Comment by flohofwoe
Comment by flohofwoe a day ago
This is exactly what I'd want from an 'AI coding companion'.
Don't write or fix the code for me (thanks but I can manage that on my own with much less hassle), but instead tell me which places in the code look suspicious and where I need to have a closer look.
When I ask Claude to find bugs in my 20kloc C library it more or less just splits the file(s) into smaller chunks and greps for specific code patterns and in the end just gives me a list of my own FIXME comments (lol), which tbh is quite underwhelming - a simple bash script could do that too.
ChatGPT is even less useful since it basically just spend a lot of time to tell me 'everything looking great yay good job high-five!'.

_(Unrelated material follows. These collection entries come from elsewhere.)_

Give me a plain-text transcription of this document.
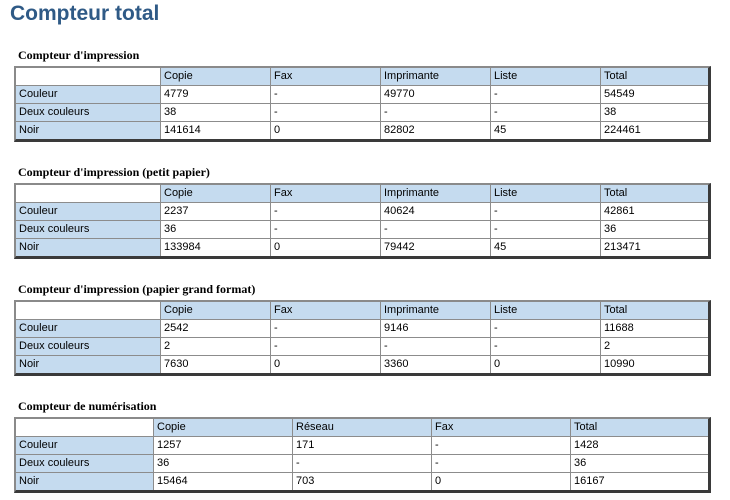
Compteur total
Compteur d'impression
	Copie	Fax	Imprimante	Liste	Total
Couleur	4779	-	49770	-	54549
Deux couleurs	38	-	-	-	38
Noir	141614	0	82802	45	224461
Compteur d'impression (petit papier)
	Copie	Fax	Imprimante	Liste	Total
Couleur	2237	-	40624	-	42861
Deux couleurs	36	-	-	-	36
Noir	133984	0	79442	45	213471
Compteur d'impression (papier grand format)
	Copie	Fax	Imprimante	Liste	Total
Couleur	2542	-	9146	-	11688
Deux couleurs	2	-	-	-	2
Noir	7630	0	3360	0	10990
Compteur de numérisation
	Copie	Réseau	Fax	Total
Couleur	1257	171	-	1428
Deux couleurs	36	-	-	36
Noir	15464	703	0	16167
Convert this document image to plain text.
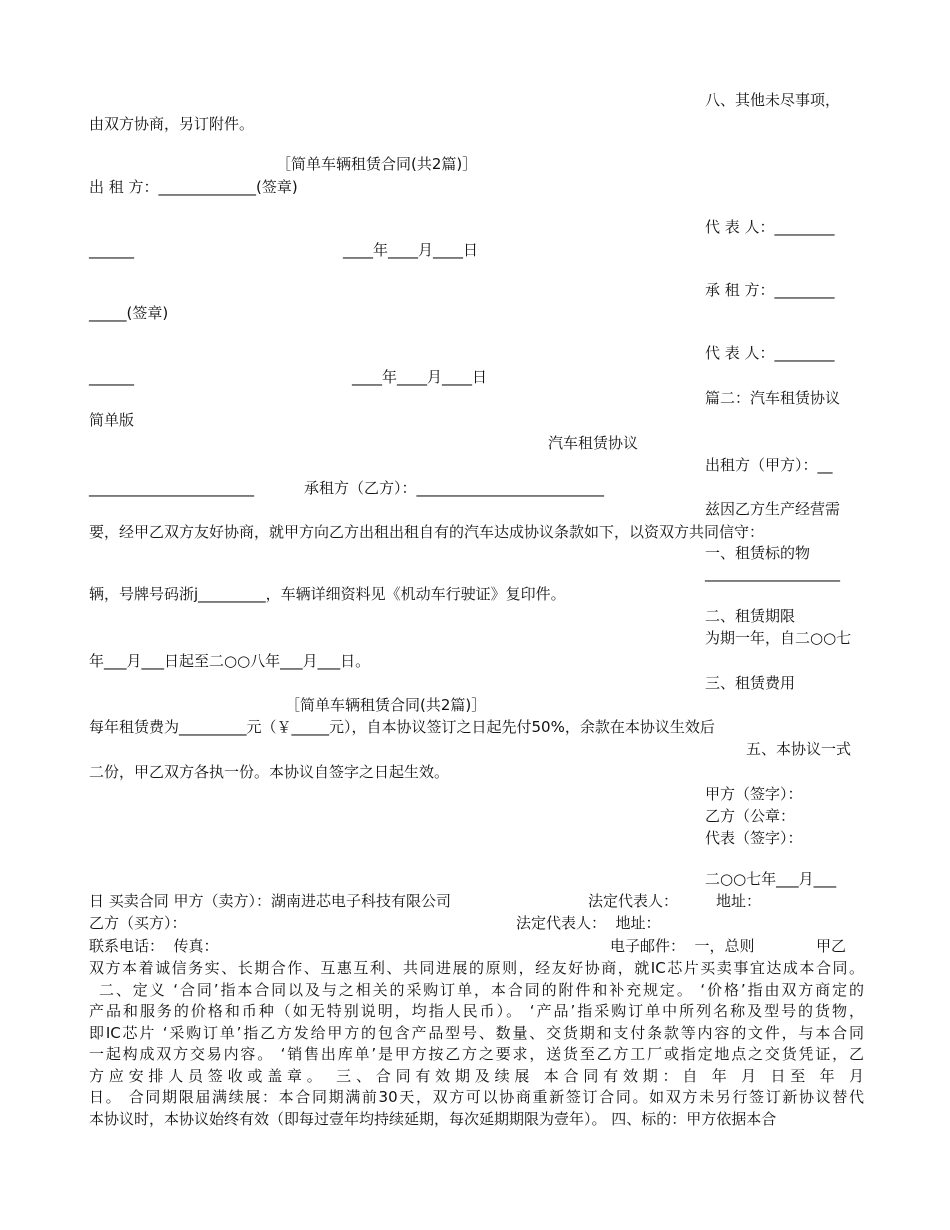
八、其他未尽事项，
由双方协商，另订附件。
［简单车辆租赁合同(共2篇)］
出 租 方：_____________(签章)
代 表 人：________
______	____年____月____日
承 租 方：________
_____(签章)
代 表 人：________
______	____年____月____日
篇二：汽车租赁协议
简单版
汽车租赁协议
出租方（甲方）：__
______________________	承租方（乙方）：_________________________
兹因乙方生产经营需
要，经甲乙双方友好协商，就甲方向乙方出租出租自有的汽车达成协议条款如下，以资双方共同信守：
一、租赁标的物
__________________
辆，号牌号码浙j_________，车辆详细资料见《机动车行驶证》复印件。
二、租赁期限
为期一年，自二○○七
年___月___日起至二○○八年___月___日。
三、租赁费用
［简单车辆租赁合同(共2篇)］
每年租赁费为_________元（￥_____元），自本协议签订之日起先付50%，余款在本协议生效后
五、本协议一式
二份，甲乙双方各执一份。本协议自签字之日起生效。
甲方（签字）：
乙方（公章：
代表（签字）：
二○○七年___月___
日 买卖合同 甲方（卖方）：湖南进芯电子科技有限公司	法定代表人：	地址：
乙方（买方）：	法定代表人：  地址：
联系电话：  传真：	电子邮件：  一，总则	甲乙
双方本着诚信务实、长期合作、互惠互利、共同进展的原则，经友好协商，就IC芯片买卖事宜达成本合同。
二、定义 ‘合同’指本合同以及与之相关的采购订单，本合同的附件和补充规定。 ‘价格’指由双方商定的
产品和服务的价格和币种（如无特别说明，均指人民币）。 ‘产品’指采购订单中所列名称及型号的货物，
即IC芯片 ‘采购订单’指乙方发给甲方的包含产品型号、数量、交货期和支付条款等内容的文件，与本合同
一起构成双方交易内容。 ‘销售出库单’是甲方按乙方之要求，送货至乙方工厂或指定地点之交货凭证，乙
方应安排人员签收或盖章。 三、合同有效期及续展 本合同有效期：自 年 月 日至 年 月
日。 合同期限届满续展：本合同期满前30天，双方可以协商重新签订合同。如双方未另行签订新协议替代
本协议时，本协议始终有效（即每过壹年均持续延期，每次延期期限为壹年）。 四、标的：甲方依据本合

So far, traditional static code analysis has been much more helpful in finding actual bugs, but static analysis being clean doesn't mean there are no logic bugs, and this is exactly where LLMs should be able to shine.
If getting more useful potential-bugs-information from LLMs requires an extensively customized setup then the whole idea is getting much less useful - it's a similar situation to how static code analysis isn't used if it requires extensive setup or manual build-system integration instead of just being a button or menu item in the IDE or enabled by default for each build.
This is a point I see discussed surprisingly little. Given that many (most?) programmers like designing and writing code (excluding boilerplate), and not particularly enjoy reviewing code, it certainly feels backwards to make the AI write the code and relegate the programmer to reviewing it. (I know, of course, that the whole thing is being sold to stakeholders as "LoC machine goes brrrr" – code review? what's that?)